Goldman Sachs said in a note cited by Reuters that disruptions around Hormuz are likely to keep refined fuel margins elevated through the remainder of 2026 because product markets have tightened more sharply than crude oil markets.
Background
The Strait of Hormuz connects the Persian Gulf with the Gulf of Oman and the Arabian Sea. It serves as the primary export route for oil produced by Saudi Arabia, Iraq, Kuwait, Qatar, the UAE and other Gulf states.
Commercial shipping activity through the strait fell sharply after the outbreak of conflict involving Iran, Israel and the United States on February 28. Reuters reported that many shipowners suspended operations because of security risks, insurance concerns and threats to commercial vessels.
Since May, Reuters has documented a gradual increase in tanker departures carrying crude oil, refined products and LNG cargoes to Asian destinations, although traffic remains well below historical averages.
What Happens Next
Shipping companies, energy traders and governments will continue monitoring security conditions around the Strait of Hormuz. Reuters reported that several empty LNG carriers are positioned near the eastern entrance of the waterway, potentially awaiting opportunities to load cargoes if transit conditions improve further.
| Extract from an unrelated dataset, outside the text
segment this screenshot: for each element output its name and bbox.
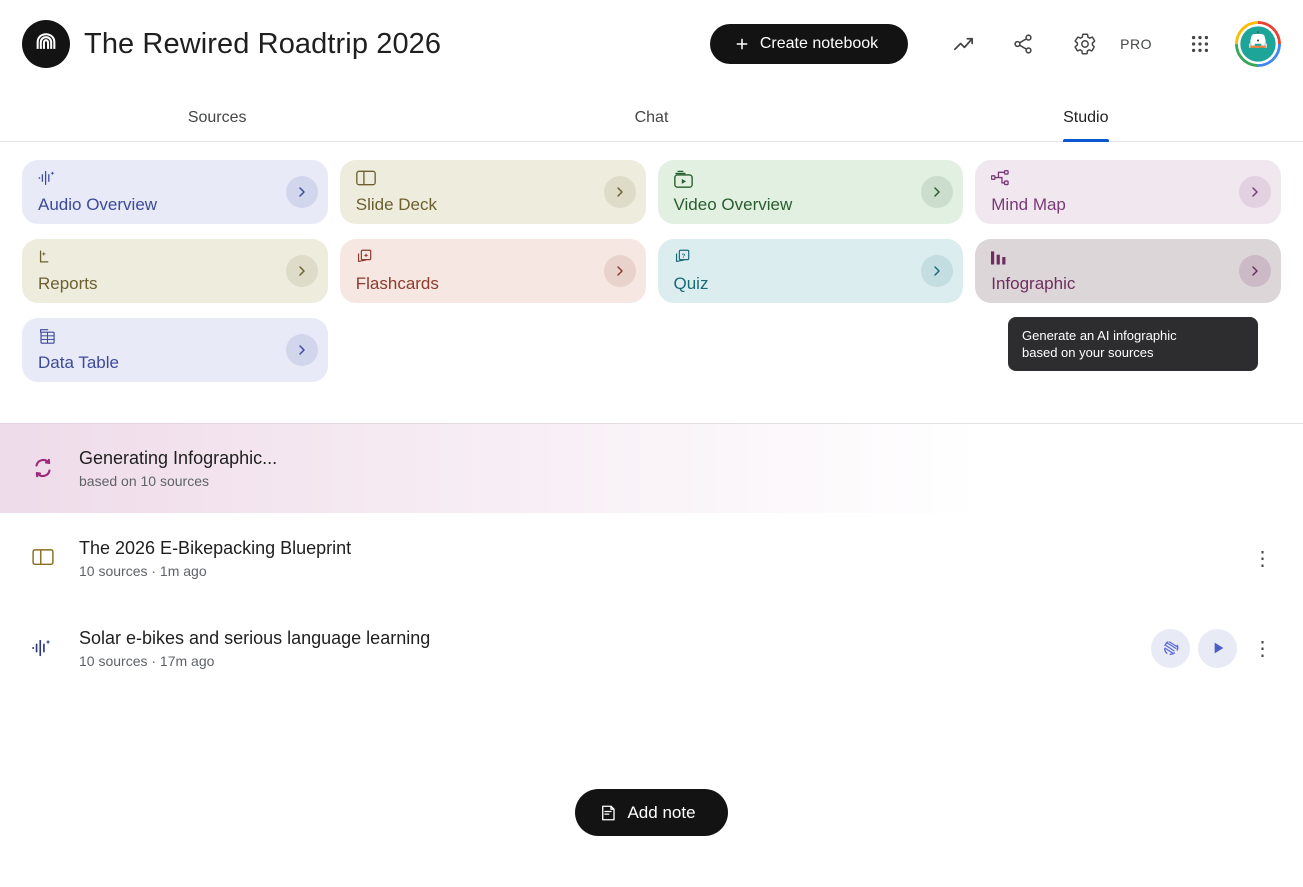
- svg-text:?: ?: [681, 254, 685, 260]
Energy exporters in the Gulf are also advancing alternative export routes and pipeline projects to reduce reliance on the strait. ADNOC’s proposed fuel pipeline network and expanded crude export infrastructure remain under development, according to Reuters.
Market participants are expected to watch tanker traffic closely in the coming weeks as indicators of whether regional energy exports can return to more normal levels. Reuters reported that the pace of vessel movements remains one of the clearest measures of confidence in the security of the route.